On voudrait le cacher, on ne saurait le voir, pourtant il est partout. Sein nourricier que l’on sacralise, il montre sa douceur généreuse avec fierté en ces temps où nourrir son enfant au biberon constitue la première faute maternelle. Sein reformé, gonflé, sculpté par la chirurgie esthétique, il ne demande qu’à s’exhiber pour montrer sa perfection surnaturelle. Sein protestataire des groupuscules féministes, il sort nu dans la rue et manifeste, bardé de slogans, comme révolté d’avoir été trop longtemps masqué par les vêtements.
Il est vulgaire s’il est nichon, amplifié s’il est giron, profond s’il est gorge, animal s’il est mamelle. Mais à l’origine, le sein (sinus) désignait le pli de toge dans lequel les femmes portaient leur enfant.
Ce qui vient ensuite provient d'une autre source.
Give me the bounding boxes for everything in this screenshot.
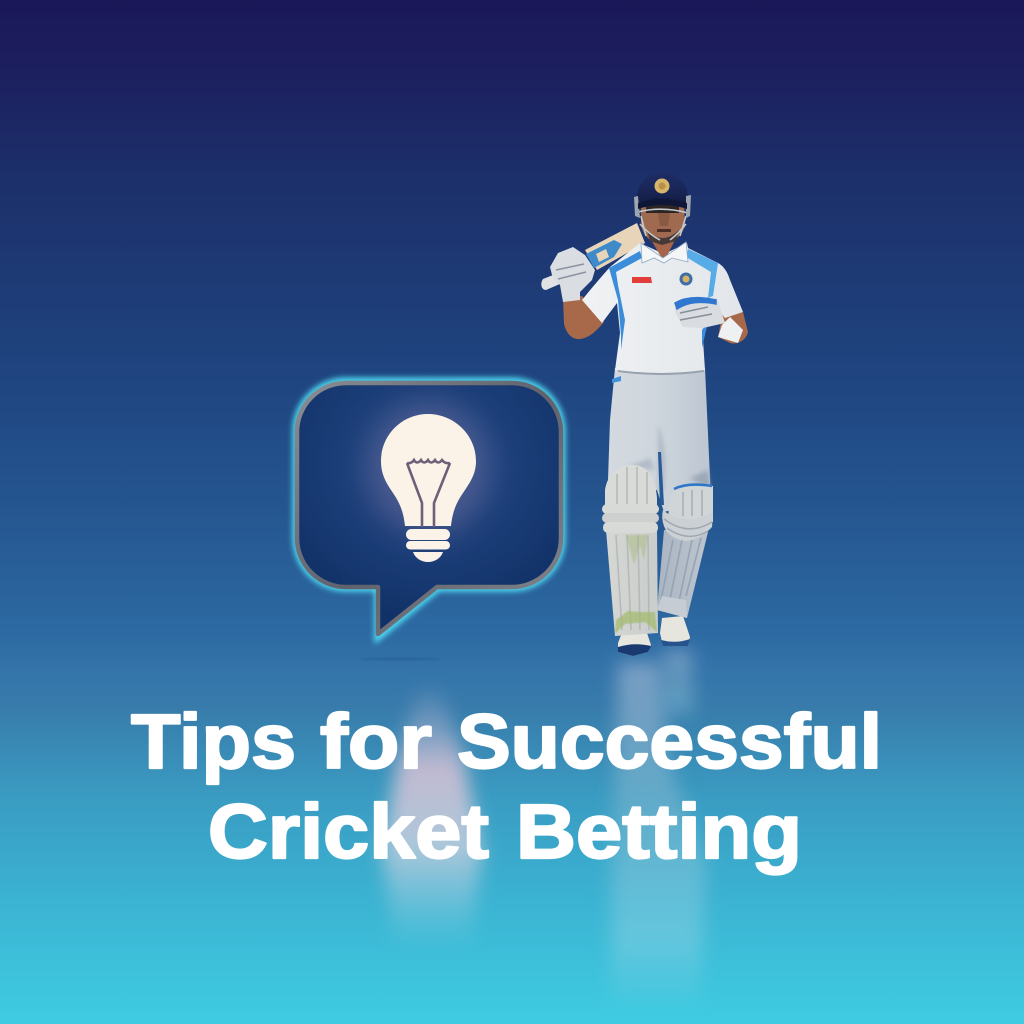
right glove	[675, 298, 725, 328]
waist band	[618, 371, 704, 374]
shirt	[582, 238, 743, 374]
title: Tips	[131, 699, 296, 785]
collar	[641, 242, 688, 263]
trousers	[608, 368, 711, 512]
blue shoulder stripe right	[686, 249, 718, 298]
title: Betting	[516, 789, 802, 875]
right leg pad	[657, 485, 713, 618]
grass stains	[615, 611, 657, 634]
right forearm	[718, 312, 748, 343]
bubble body	[297, 383, 561, 634]
helmet crest	[654, 178, 670, 194]
floor reflections	[360, 650, 706, 1010]
bubble glow	[296, 381, 562, 637]
crest badge	[680, 272, 692, 286]
title: for	[320, 699, 432, 785]
left glove	[550, 247, 595, 302]
head	[634, 173, 691, 245]
waist blue mark	[612, 376, 621, 383]
helmet grille	[638, 209, 688, 240]
right shoe	[660, 616, 690, 646]
title: Cricket	[208, 789, 489, 875]
cricket bat	[541, 223, 645, 290]
left arm	[563, 296, 604, 339]
left leg pad	[602, 465, 659, 636]
neck	[650, 238, 676, 262]
blue shoulder stripe left	[609, 251, 642, 350]
sponsor logo	[632, 277, 652, 283]
title: Successful	[457, 699, 882, 785]
wrist band	[718, 317, 743, 343]
lightbulb icon	[368, 402, 488, 562]
title	[131, 699, 882, 875]
helmet	[637, 173, 688, 206]
left shoe	[618, 627, 651, 656]
leg gap	[658, 452, 664, 505]
speech bubble with lightbulb icon	[296, 381, 562, 637]
trouser shading	[625, 425, 711, 490]
cricket player	[541, 173, 748, 656]
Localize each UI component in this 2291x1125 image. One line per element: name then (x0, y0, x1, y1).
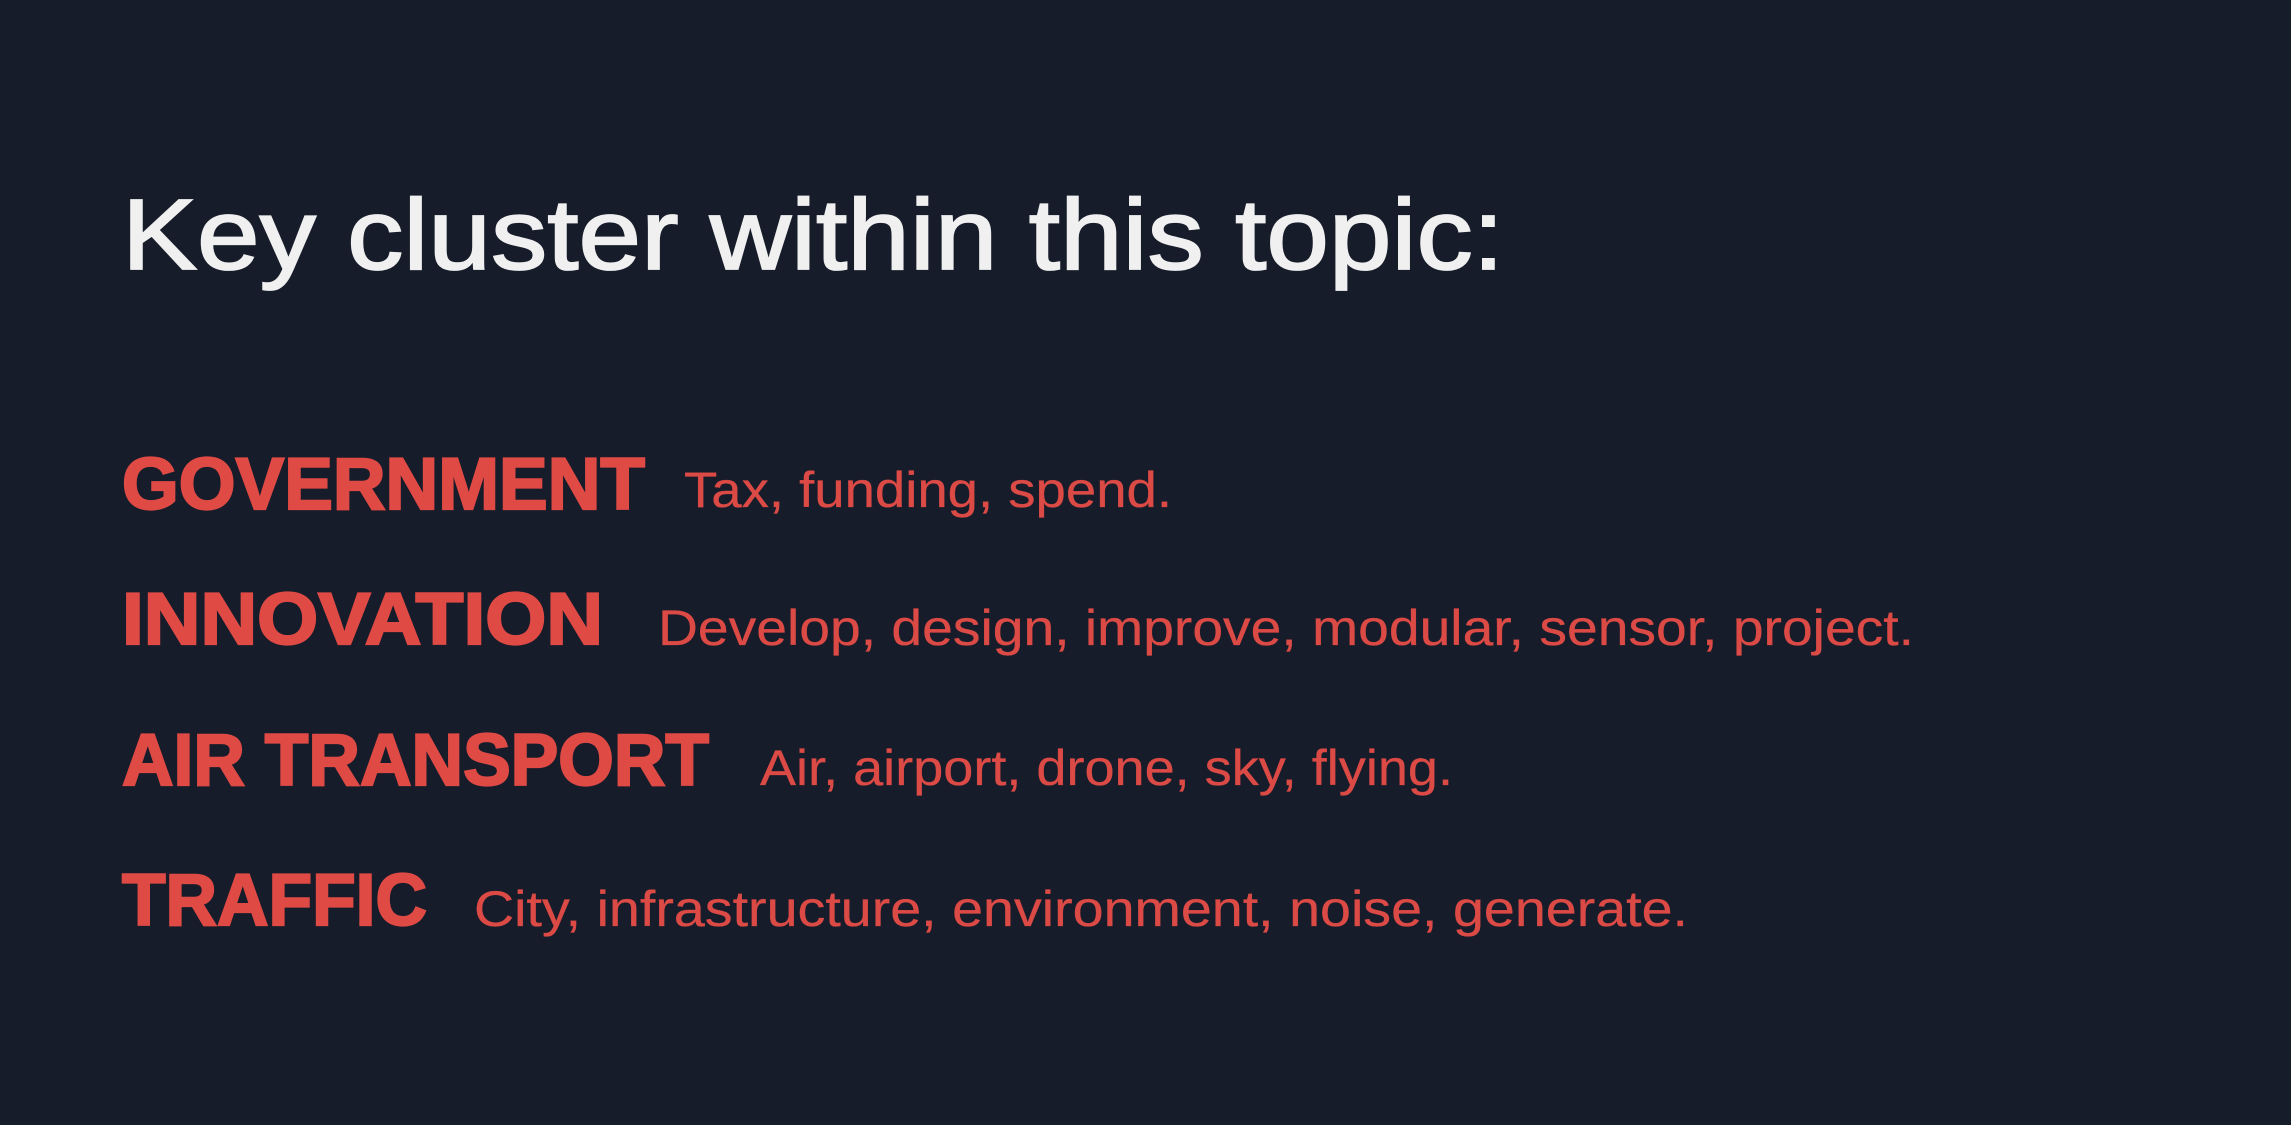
heading: government: GOVERNMENT (122, 444, 645, 525)
heading: air transport: AIR TRANSPORT (122, 720, 709, 801)
keywords: air transport: Air, airport, drone, sky, flying. (760, 740, 1453, 796)
keywords: traffic: City, infrastructure, environment, noise, generate. (474, 881, 1688, 937)
cluster row: government (122, 444, 1172, 525)
heading: traffic: TRAFFIC (122, 860, 427, 941)
title: Key cluster within this topic: (122, 179, 1504, 291)
heading: innovation: INNOVATION (122, 579, 603, 660)
cluster row: innovation (122, 579, 1914, 660)
cluster row: traffic (122, 860, 1688, 941)
keywords: government: Tax, funding, spend. (684, 462, 1172, 518)
cluster row: air transport (122, 720, 1453, 801)
keywords: innovation: Develop, design, improve, modular, sensor, project. (658, 600, 1914, 656)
Il offrait un refuge, représentait l’asile maternel et le lieu du réconfort. Il était la partie intérieure des choses, leur cœur précieux : ainsi espérait-on après la mort rejoindre le sein de Dieu, synonyme de paradis…
Aujourd’hui il sort, et prendre le sein ne veut pas seulement dire téter mais aussi militer, comme on prend les armes.